O que é Digitalização de Bordados?

Tempo de leitura: 6 minutos

Em poucas palavras, a digitalização é o processo de criação de um design de bordado pronto para a máquina de Bordado. No passado, a digitalização era um processo altamente técnico e trabalhoso com uma dificuldade considerável para ser aprendido. Hoje, com avanços em hardware e software, praticamente qualquer pessoa pode criar seus próprios projetos de bordados

Primeiro, um pouco de história

Você pode ter escutado a digitalização ser chamada de “puncionamento” ou até mesmo “programação” ou ainda bordados chamados de “fitas” ou “cartões”- todos termos que remetem à história desta atividade.

Originalmente, os designers de bordados eram chamados de “perfuradores” porque eles literalmente perfuravam fitas de papel – e, portanto, o nome: fitas. Eu, por um lado, fico feliz que o processo tenha evoluído antes que eu entrasse na área da digitalização pois não tenho certeza de que teria a paciência necessária. Você consegue imaginar a dificuldade em se criar um bordado antes mesmo de poder enxergá-lo?

Mais tarde, ao passo em que entrávamos na “era da computação”, a digitalização se tornou um termo comum visto que criávamos arquivos digitais baseados em desenhos feitos à mão usando um dispositivo de cursor (espécie de mouse) em um quadro gigante.

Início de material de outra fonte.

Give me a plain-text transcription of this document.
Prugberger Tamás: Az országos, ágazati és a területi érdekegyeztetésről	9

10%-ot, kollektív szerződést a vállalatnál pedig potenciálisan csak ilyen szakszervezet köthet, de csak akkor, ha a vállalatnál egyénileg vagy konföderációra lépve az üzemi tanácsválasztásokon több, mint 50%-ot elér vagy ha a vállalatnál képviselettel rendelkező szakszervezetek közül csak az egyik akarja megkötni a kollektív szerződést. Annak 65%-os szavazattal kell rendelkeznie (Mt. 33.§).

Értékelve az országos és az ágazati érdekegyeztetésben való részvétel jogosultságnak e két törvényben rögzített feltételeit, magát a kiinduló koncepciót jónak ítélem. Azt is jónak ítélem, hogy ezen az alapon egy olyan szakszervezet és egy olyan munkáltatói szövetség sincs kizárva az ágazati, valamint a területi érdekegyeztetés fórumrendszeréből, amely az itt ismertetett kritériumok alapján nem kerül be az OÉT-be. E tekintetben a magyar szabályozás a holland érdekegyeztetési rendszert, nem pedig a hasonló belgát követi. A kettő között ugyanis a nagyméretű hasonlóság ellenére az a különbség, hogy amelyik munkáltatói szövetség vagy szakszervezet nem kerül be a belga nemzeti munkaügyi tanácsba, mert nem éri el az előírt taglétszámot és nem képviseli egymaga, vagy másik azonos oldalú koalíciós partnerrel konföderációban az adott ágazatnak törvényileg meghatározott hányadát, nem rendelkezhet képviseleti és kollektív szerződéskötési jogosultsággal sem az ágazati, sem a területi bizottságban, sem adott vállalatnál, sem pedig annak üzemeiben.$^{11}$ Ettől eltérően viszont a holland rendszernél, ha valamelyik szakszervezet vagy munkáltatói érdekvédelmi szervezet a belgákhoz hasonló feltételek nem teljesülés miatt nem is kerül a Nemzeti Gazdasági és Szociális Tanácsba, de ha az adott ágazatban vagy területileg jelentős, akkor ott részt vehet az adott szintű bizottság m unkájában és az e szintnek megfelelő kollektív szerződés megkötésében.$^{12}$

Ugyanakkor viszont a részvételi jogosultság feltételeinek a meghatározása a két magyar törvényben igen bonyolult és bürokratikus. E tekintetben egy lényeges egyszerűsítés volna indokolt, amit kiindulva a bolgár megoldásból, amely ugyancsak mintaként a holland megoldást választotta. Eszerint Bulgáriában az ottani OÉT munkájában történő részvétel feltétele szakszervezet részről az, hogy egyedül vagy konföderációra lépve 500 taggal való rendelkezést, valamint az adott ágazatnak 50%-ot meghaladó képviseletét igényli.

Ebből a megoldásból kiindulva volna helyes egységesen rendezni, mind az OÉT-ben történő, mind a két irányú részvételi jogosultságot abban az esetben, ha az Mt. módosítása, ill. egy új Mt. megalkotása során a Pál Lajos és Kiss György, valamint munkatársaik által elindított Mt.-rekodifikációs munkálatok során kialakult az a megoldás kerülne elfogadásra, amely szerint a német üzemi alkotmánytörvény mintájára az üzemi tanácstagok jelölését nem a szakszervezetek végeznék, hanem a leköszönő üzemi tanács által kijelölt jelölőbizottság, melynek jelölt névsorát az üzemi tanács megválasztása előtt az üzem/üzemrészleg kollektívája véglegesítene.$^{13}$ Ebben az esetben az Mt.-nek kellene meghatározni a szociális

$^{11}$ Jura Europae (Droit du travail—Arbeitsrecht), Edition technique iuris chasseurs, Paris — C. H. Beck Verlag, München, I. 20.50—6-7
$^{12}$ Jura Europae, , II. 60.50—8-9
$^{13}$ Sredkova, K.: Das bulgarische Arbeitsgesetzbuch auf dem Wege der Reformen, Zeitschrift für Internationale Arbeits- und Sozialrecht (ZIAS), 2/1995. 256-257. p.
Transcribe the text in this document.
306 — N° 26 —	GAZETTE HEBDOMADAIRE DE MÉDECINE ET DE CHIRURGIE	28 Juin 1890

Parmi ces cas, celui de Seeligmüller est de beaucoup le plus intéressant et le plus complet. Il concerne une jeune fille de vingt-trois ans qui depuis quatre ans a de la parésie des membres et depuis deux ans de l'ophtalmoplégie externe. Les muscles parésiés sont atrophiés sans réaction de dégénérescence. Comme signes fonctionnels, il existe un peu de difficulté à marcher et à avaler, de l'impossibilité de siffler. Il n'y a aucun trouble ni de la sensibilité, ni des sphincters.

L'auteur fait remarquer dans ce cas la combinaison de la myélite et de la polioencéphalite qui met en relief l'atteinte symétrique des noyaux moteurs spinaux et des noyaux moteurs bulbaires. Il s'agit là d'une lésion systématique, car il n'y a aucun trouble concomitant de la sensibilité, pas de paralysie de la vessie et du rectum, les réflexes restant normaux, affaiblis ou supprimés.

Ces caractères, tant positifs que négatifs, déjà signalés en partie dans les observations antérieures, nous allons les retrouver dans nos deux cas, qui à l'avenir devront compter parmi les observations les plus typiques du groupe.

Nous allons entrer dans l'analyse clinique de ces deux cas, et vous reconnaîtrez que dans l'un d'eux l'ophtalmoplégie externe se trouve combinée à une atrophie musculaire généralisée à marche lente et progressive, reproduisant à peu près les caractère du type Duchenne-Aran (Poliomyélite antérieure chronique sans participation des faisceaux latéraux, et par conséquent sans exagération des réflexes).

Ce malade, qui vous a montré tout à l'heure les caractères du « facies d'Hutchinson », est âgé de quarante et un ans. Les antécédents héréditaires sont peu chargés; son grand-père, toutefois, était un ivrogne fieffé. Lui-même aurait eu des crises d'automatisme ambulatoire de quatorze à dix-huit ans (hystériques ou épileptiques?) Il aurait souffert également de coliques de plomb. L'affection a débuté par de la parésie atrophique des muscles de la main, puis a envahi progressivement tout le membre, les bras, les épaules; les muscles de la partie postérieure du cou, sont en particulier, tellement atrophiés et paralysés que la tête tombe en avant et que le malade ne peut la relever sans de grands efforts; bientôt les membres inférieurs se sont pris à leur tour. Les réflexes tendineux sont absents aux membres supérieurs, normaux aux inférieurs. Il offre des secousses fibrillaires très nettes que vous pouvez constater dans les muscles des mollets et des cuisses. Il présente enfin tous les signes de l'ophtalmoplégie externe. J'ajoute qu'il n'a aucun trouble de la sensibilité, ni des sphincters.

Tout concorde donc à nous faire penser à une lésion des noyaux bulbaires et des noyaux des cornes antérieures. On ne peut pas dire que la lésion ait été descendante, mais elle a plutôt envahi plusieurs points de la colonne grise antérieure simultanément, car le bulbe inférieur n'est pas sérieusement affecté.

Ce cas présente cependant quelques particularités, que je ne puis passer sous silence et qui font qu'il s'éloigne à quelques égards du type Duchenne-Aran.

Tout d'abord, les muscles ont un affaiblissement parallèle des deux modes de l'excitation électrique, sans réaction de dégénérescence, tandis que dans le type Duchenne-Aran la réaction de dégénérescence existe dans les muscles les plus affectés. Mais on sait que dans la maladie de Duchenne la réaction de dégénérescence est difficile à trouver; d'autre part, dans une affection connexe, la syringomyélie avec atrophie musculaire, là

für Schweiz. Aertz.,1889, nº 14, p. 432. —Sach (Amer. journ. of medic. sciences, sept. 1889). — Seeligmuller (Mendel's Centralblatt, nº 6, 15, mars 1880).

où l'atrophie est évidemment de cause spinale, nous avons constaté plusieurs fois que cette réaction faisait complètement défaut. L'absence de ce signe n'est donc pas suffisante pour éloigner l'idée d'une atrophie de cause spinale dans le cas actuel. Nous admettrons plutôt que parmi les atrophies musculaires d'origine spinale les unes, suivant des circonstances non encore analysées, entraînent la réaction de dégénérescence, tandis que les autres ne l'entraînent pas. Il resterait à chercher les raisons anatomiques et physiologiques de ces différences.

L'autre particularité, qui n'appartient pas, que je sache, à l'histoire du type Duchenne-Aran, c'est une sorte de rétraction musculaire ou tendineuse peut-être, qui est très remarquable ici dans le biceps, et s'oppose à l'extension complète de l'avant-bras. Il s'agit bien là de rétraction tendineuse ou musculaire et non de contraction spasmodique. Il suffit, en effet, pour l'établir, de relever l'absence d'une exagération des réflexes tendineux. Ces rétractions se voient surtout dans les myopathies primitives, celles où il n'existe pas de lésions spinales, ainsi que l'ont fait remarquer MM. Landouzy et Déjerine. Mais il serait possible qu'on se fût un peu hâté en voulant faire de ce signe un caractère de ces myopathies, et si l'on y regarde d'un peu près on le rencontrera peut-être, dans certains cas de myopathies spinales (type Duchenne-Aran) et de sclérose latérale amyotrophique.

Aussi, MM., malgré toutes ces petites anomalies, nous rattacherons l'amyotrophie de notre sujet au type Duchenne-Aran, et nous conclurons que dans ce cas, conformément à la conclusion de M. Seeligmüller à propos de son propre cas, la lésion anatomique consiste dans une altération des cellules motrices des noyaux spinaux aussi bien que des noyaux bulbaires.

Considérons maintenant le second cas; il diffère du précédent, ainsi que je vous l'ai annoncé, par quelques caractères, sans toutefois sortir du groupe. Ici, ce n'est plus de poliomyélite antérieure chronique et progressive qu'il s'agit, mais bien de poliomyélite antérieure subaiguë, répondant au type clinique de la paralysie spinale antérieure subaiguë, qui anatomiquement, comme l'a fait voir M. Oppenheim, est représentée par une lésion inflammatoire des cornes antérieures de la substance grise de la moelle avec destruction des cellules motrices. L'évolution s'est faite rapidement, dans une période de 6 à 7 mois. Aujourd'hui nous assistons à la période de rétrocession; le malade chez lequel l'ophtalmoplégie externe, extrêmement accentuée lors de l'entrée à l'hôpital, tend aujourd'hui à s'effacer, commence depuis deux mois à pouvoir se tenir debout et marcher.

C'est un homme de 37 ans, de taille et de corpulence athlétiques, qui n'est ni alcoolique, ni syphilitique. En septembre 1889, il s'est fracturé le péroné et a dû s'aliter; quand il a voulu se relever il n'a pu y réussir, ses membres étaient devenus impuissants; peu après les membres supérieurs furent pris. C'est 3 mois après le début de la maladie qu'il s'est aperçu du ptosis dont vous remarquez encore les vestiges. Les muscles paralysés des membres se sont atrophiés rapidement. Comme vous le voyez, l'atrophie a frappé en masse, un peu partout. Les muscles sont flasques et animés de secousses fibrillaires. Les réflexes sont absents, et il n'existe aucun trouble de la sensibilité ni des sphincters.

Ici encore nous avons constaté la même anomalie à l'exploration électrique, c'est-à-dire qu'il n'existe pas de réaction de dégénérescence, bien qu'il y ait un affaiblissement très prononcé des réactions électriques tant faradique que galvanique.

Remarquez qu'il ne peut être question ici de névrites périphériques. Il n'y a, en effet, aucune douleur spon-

Em meados dos anos 1990, a digitalização “na tela” começou a se popularizar e ao fim da década se tornou o método preferido para criação de projetos de bordados.

Também em meados dos anos noventa, opções de bordados começaram a aparecer em máquinas de costura domésticas de alta performance, primeiro nas máquinas da Janome e, logo em seguida, as principais marcas também entraram neste mercado. Muitas dessas máquinas usavam uma espécie de cartão de memória que carregava designs prontos e daí se originou o termo “cartão” na indústria do bordado.

Os softwares apresentaram avanços ainda maiores nos anos 90 e no começo do século XXI, passando dos sistemas DOS considerados pobres em recursos, a programas altamente sofisticados tanto para os Macintosh quanto para os sistemas Windows. Ao passo que os computadores avançavam, os programas também evoluíam. Entretanto, até recentemente, apesar de parecerem poderosos, os programas disponíveis demandavam investimentos significativos tanto financeiramente quanto em questões de tempo. E tempo era definitivamente o maior percalço. As bordadeiras não só deveriam aprender a usar o software como também entender a teoria por trás da “construção” de um design apropriado. De fato, antigamente era um requisito básico que se trabalhasse no mínimo por 2 anos como bordadeira de produção antes de sequer abrir um software de digitalização!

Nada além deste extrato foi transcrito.